In return, Engage paid CMGI $2.5 million in cash and issued CMGI a warrant to buy 9.9 percent of the shares of Engage common stock at 4.8 cents per share.

It also agreed to pay CMGI up to $6 million, in the form of a $2 million non-interest-bearing promissory note due in 2006 and future earn-out payments based on Engage's quarterly operating income starting with the fiscal quarter ending Oct. 31, 2003.

As a result of this deal, Engage no longer will be included in CMGI's financial statements.

In May, CMGI, Andover, MA, proposed buying all of the shares in Engage it did not already own, but in June rescinded the offer.

“During the month since we made the proposal, senior management of Engage and CMGI could not reach a consensus as to the execution of the business strategy for Engage,” Thomas Oberdorf, chief financial officer of CMGI, said in a statement.

Engage was CMGI's attempt at an online ad network. Engage placed cookies (tracking technology) in computer users' hard drives, theoretically so it could serve ads on clients' behalves to those users anonymously anywhere on the network.
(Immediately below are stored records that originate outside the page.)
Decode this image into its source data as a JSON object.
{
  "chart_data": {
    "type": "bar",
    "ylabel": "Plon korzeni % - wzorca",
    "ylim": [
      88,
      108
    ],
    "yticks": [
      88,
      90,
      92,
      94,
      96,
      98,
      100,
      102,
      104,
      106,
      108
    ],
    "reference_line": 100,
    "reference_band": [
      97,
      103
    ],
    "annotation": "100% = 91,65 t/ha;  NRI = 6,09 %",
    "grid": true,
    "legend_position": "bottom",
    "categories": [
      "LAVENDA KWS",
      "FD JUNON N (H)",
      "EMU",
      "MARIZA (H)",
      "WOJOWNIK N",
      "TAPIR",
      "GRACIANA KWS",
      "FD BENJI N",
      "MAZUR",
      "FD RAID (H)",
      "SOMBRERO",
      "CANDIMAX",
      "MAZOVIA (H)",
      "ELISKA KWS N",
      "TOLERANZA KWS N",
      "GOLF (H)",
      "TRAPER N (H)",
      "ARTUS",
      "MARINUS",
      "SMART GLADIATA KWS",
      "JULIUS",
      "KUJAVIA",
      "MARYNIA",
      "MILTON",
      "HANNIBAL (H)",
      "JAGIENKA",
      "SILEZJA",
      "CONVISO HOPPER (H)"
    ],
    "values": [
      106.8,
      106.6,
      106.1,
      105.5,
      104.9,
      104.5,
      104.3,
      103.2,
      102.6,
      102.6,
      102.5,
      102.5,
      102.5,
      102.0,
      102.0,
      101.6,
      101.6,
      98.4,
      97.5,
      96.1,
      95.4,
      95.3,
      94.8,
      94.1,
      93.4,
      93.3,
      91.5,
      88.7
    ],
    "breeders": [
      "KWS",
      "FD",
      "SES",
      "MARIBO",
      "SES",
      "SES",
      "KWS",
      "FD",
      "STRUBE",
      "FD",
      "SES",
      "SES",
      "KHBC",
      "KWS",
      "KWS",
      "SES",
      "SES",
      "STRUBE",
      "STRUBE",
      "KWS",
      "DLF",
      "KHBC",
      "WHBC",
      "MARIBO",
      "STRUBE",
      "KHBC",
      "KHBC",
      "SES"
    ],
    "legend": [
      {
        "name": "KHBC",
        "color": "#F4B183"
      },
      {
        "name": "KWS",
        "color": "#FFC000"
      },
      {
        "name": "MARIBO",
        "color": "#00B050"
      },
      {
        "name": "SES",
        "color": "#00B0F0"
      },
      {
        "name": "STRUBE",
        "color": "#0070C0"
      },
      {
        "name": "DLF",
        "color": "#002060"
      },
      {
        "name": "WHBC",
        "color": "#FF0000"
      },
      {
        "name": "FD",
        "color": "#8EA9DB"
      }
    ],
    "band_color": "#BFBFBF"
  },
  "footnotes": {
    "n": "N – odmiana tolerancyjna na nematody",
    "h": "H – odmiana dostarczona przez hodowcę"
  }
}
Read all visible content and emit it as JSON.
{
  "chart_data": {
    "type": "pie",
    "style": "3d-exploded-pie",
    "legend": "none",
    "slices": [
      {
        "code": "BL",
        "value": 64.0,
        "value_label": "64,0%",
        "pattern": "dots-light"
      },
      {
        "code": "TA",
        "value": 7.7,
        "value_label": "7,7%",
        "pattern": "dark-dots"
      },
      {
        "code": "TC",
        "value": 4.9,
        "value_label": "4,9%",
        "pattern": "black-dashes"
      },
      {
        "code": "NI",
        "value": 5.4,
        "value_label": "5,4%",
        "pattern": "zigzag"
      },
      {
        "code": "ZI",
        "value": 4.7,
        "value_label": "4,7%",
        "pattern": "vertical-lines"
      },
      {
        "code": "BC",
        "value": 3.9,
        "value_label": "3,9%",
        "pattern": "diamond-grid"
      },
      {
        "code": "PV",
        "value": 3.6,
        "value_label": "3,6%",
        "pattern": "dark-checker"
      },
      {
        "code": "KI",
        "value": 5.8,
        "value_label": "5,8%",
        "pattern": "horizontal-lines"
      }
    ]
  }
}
The business model never panned out.

“[Anonymous] profiling did not have demand in the marketplace on a network level,” Jordan Shultz, Engage vice president of sales of Internet advertising and marketing solutions, said in an interview with DM News earlier this year.

CMGI once held more than 70 companies, but after massive restructuring now holds interest in fewer than 10. Its stock once traded for more than $100 per share, but lately has hovered around 50 cents.

It most recently made national news when it renegotiated a multimillion-dollar deal with the New England Patriots to have its name removed from the football team's new stadium, now called Gillette Stadium.